Bank of England Governor Mark Carney hinted on Thursday that financial markets were wrong to assume that an interest rate hike in May should be expected, underlining that there were also “other meetings” this year.
Speaking to BBC news on the sidelines of the IMF spring meetings in Washington, the leader of the English central bank said that the interest rates were still likely to gradually increase this year, but softer data had given the Monetary Policy Committee a reason to hesitate. He said the committee was now aware that there are other meetings in 2018 when it can consider rates.
The comment dashed widespread expectations for monetary policy tightening in May. Interest-rate futures markets have estimated the probability of a rate increase next month of up to 90 percent.
Carney said he does not want to be too focused on the exact timing, but more on the general path of the policy. He added that Britain should prepare for a “few interest rate rises over the next few years.”
The Sterling pound declined almost a cent against U.S. dollar to its lowest level since April 9 on the back of the comments, in which Carney underlined “mixed” economic data.

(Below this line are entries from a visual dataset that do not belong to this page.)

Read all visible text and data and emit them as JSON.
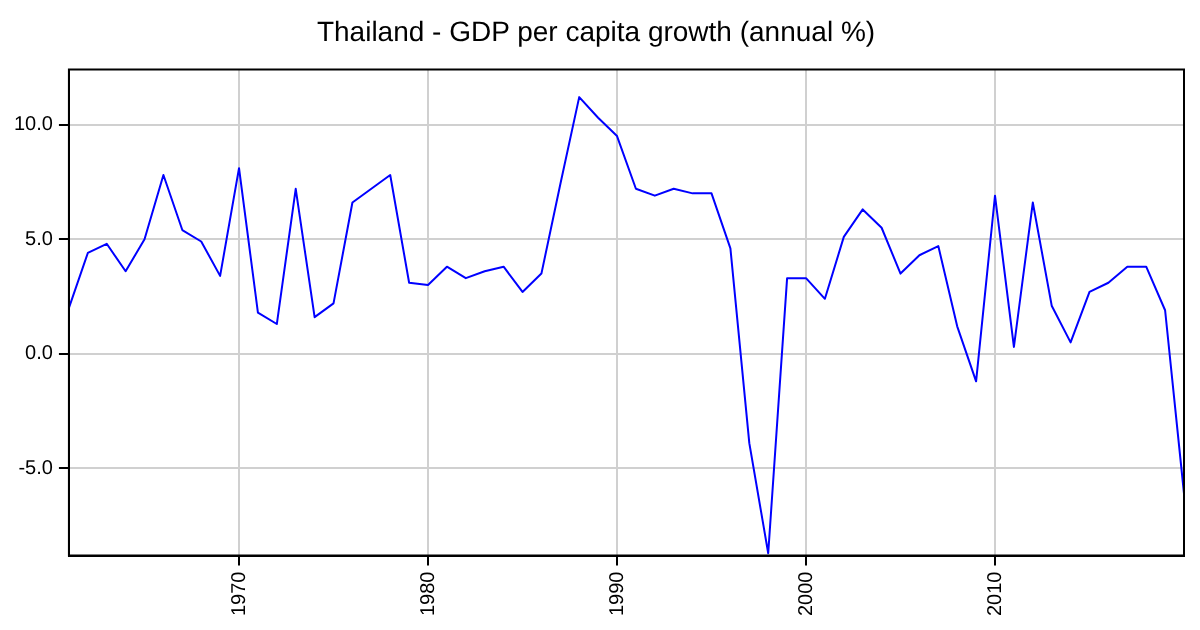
{
  "chart_data": {
    "type": "line",
    "title": "Thailand - GDP per capita growth (annual %)",
    "x": [
      1961,
      1962,
      1963,
      1964,
      1965,
      1966,
      1967,
      1968,
      1969,
      1970,
      1971,
      1972,
      1973,
      1974,
      1975,
      1976,
      1977,
      1978,
      1979,
      1980,
      1981,
      1982,
      1983,
      1984,
      1985,
      1986,
      1987,
      1988,
      1989,
      1990,
      1991,
      1992,
      1993,
      1994,
      1995,
      1996,
      1997,
      1998,
      1999,
      2000,
      2001,
      2002,
      2003,
      2004,
      2005,
      2006,
      2007,
      2008,
      2009,
      2010,
      2011,
      2012,
      2013,
      2014,
      2015,
      2016,
      2017,
      2018,
      2019,
      2020
    ],
    "series": [
      {
        "color": "#0000ff",
        "values": [
          2.0,
          4.4,
          4.8,
          3.6,
          5.0,
          7.8,
          5.4,
          4.9,
          3.4,
          8.1,
          1.8,
          1.3,
          7.2,
          1.6,
          2.2,
          6.6,
          7.2,
          7.8,
          3.1,
          3.0,
          3.8,
          3.3,
          3.6,
          3.8,
          2.7,
          3.5,
          7.4,
          11.2,
          10.3,
          9.5,
          7.2,
          6.9,
          7.2,
          7.0,
          7.0,
          4.6,
          -3.9,
          -8.7,
          3.3,
          3.3,
          2.4,
          5.1,
          6.3,
          5.5,
          3.5,
          4.3,
          4.7,
          1.2,
          -1.2,
          6.9,
          0.3,
          6.6,
          2.1,
          0.5,
          2.7,
          3.1,
          3.8,
          3.8,
          1.9,
          -6.1
        ]
      }
    ],
    "xlim": [
      1961,
      2020
    ],
    "xticks": [
      1970,
      1980,
      1990,
      2000,
      2010
    ],
    "ylim": [
      -8.8,
      12.4
    ],
    "yticks": [
      {
        "value": -5,
        "label": "-5.0"
      },
      {
        "value": 0,
        "label": "0.0"
      },
      {
        "value": 5,
        "label": "5.0"
      },
      {
        "value": 10,
        "label": "10.0"
      }
    ],
    "grid": true,
    "legend": false,
    "marker": "none",
    "line_style": "solid"
  }
}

While unemployment declined to a new 45-year low and employment growth was strong, wage growth was weaker than anticipated. After the disappointing data, a steeper-than-expected decline in inflation.
In the end, Carney said that the result of the Britain’s divorce negotiations with the European Union would be the biggest factor in economic decisions in the coming years. He said that the central bank’s decision will be adjusted to the impact of those decisions in order to keep the economy on a stable path.